> I'm still not sure what the best inference stack on Rust is
I was just looking into this today!
The options I've found, but yet to evaluate:
- TorchScript + tch = Use `torch.jit.trace` to create a traced model, load with tch/rust-tokenizers
- rust-bert + tch = Seems to provide slightly higher-level usage, also use traced model
- ONNX Runtime - Convert (via transformers.onnx) .pt model to .onnx encoder and decoder, then use onnxruntime+ndarray for inference
- Candle crate - Seems to have the smallest API for basic inference, and AFAIK can load up models saved with model.save() without conversion or other things
These are the different approaches I've found so far, but probably missed a bunch. All of them seem OK, but on different abstraction-levels obviously, so depends on what you want ultimately. If anyone know any other approach, would be more than happy to hear about it!
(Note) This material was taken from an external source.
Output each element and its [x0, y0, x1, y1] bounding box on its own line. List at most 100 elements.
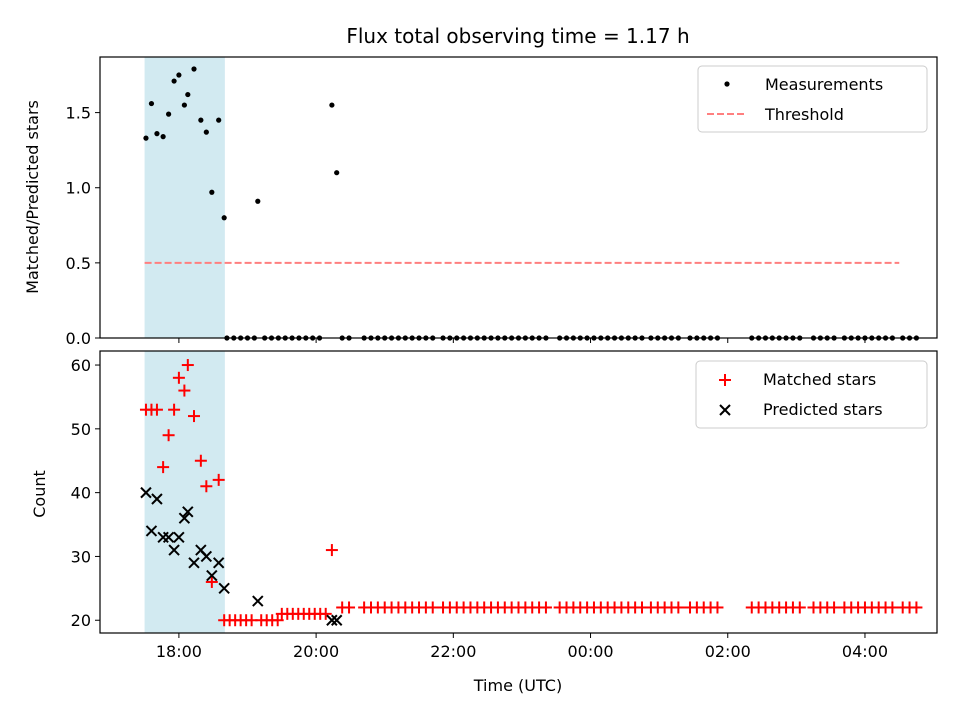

There's also the burn framework but there are a lot of tradeoffs to consider. It's neat for wgpu targets (including web) but you'll need to implement a lot of stuff.
Candle is a great choice overall (and there are plenty of examples) but performance is slightly worse compared to tch.
Personally, if I can get it done with candle that's what I do. It's also pretty neat for serverless.
If I can't, I check if I can convert it to onnx without extra work (or if there is an onnx available).
As a last resort, I think about shipping torchlib via tch.
Great resources, thanks. I'll look into the other packages and compare against our onnx runtime setup.